As an aside, for the study described in this article, why are the Z scores computed for thepooled sample; why cannot the Z scores be computed for each group separately, and then M(SD)Z scores compared between groups? The answer ought to be obvious. Z scores may create newvalues but do not change the ranks (order) of the raw scores within a group; and these newvalues have an M(SD) of 0(1) because, as stated earlier, this is a property of Z scores. So,if Z scores are computed separately for CR and TV groups, the M(SD) of the z scores for eachgroup will be 0(1), making comparisons between groups illogical. However, if the CR and TVgroups are pooled, the order of the raw scores will change; whereas the M(SD) of the Zscores for the pooled group will be 0(1), the Z scores for the CR and TV group patients willdepend on the new order, and the M(SD) of the Z scores for the CR and TV groups will nolonger each be 0(1). So, the M(SD) Z scores thus created can now be validly compared betweenthe CR and TV groups. Pooling of groups is done in certain nonparametric tests, as well. Forexample, in the Mann–Whitney and Kruskal–Wallis tests, the groups are pooled, individualvalues are ranked, and then the ranks are compared across groups.

Parting Notes

Knowledgeable readers may recognize that the standardized mean difference that is a measureof pooled effect size in meta-analysis and the (standardized) beta coefficient in regressionanalysis are both based on principles similar to those discussed in this article. Adiscussion on these, however, is out of the scope of the present article.

Footnotes

Declaration of Conflicting Interests: The author declared no potential conflicts of interest with respect to the research,authorship, and/or publication of this article.

Funding: The author received no financial support for the research, authorship, and/or publicationof this article.

References

1. Andrade C. Multiple testing and protection against a Type 1 (falsepositive) error using the Bonferroni and Hochberg corrections.Indian J Psychol Med, 2019;41(1):99–100. [PMC free article] [PubMed] [Google Scholar]

2. Norman GR and Streiner DL. Biostatistics: The bare essentials.4th ed. People’s Medical PublishingHouse,, 2014. [Google Scholar]

3. Song MK, Lin FC, Ward SE, et al. Composite variables: When andhow. Nurs Res, 2013;62(1):45–49. [PMC free article] [PubMed] [Google Scholar]

4. Andrade C. Mean difference, standardized mean difference (SMD), andtheir use in meta-analysis: As simple as it gets. J ClinPsychiatry, 2020; 81(5):20f13681. [PubMed] [Google Scholar]

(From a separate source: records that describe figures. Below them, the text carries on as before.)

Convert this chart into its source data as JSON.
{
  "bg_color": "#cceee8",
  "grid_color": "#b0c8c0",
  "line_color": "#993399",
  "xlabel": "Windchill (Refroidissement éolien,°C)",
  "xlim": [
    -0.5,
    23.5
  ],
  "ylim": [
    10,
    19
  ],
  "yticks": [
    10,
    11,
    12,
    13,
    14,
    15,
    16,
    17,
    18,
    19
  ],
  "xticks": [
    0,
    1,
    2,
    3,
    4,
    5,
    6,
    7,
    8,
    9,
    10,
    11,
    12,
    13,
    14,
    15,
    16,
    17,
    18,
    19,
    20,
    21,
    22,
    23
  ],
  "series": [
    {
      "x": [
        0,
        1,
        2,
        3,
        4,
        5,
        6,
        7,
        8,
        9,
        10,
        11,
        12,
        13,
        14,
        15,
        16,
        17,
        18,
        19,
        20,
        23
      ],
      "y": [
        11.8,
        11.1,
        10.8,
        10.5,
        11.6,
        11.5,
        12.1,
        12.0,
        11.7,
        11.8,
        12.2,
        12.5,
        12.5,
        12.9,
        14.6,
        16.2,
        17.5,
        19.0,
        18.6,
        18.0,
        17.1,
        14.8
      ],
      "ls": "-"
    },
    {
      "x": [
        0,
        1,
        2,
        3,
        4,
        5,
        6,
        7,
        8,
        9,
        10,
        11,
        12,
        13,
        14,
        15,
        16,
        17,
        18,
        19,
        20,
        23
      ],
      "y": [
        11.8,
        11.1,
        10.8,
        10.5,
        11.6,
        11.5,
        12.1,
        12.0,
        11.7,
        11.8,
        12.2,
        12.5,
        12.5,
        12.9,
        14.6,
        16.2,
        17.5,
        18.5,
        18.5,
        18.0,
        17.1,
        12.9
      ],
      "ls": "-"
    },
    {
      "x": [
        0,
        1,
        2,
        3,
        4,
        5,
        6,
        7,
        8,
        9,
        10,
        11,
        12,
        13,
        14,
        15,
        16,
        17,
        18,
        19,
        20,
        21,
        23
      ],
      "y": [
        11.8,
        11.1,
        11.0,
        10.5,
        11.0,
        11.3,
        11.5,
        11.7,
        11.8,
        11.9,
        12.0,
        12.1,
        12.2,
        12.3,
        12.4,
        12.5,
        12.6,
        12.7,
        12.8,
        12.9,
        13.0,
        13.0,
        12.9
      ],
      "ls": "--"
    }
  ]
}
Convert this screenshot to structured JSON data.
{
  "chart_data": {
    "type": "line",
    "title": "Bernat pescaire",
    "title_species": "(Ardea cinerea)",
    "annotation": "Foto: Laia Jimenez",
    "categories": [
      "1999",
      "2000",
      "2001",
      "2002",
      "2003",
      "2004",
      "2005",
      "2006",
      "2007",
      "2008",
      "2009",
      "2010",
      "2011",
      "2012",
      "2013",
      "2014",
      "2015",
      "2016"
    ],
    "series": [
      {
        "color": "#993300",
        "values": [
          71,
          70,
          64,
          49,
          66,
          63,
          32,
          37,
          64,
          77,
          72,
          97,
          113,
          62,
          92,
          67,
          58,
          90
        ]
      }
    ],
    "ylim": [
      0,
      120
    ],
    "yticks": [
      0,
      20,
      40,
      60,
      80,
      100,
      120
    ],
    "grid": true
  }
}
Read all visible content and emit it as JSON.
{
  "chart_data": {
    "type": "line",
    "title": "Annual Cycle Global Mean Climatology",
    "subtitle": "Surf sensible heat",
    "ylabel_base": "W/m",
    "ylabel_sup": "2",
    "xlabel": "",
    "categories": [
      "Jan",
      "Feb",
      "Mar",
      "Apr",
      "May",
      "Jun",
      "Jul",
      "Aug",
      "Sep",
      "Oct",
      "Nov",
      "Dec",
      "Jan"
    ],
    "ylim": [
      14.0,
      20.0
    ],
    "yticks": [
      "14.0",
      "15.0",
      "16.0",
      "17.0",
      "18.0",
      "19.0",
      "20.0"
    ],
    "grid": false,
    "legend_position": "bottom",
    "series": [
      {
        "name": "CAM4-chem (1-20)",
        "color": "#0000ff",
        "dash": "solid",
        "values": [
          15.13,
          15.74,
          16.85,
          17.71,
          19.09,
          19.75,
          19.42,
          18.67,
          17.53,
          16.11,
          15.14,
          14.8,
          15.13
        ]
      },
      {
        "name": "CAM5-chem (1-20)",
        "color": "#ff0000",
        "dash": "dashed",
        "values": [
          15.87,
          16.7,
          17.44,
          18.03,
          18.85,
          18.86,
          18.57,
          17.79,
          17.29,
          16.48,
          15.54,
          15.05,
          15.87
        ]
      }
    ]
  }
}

Articles from Indian Journal of Psychological Medicine are provided here courtesy of Indian Psychiatric Society South Zonal Branch

Z Scores, Standard Scores, and Composite Test Scores
Explained (2024)

References

Top Articles
Latest Posts
Article information

Author: Merrill Bechtelar CPA

Last Updated:

Views: 5950

Rating: 5 / 5 (50 voted)

Reviews: 81% of readers found this page helpful

Author information

Name: Merrill Bechtelar CPA

Birthday: 1996-05-19

Address: Apt. 114 873 White Lodge, Libbyfurt, CA 93006

Phone: +5983010455207

Job: Legacy Representative

Hobby: Blacksmithing, Urban exploration, Sudoku, Slacklining, Creative writing, Community, Letterboxing

Introduction: My name is Merrill Bechtelar CPA, I am a clean, agreeable, glorious, magnificent, witty, enchanting, comfortable person who loves writing and wants to share my knowledge and understanding with you.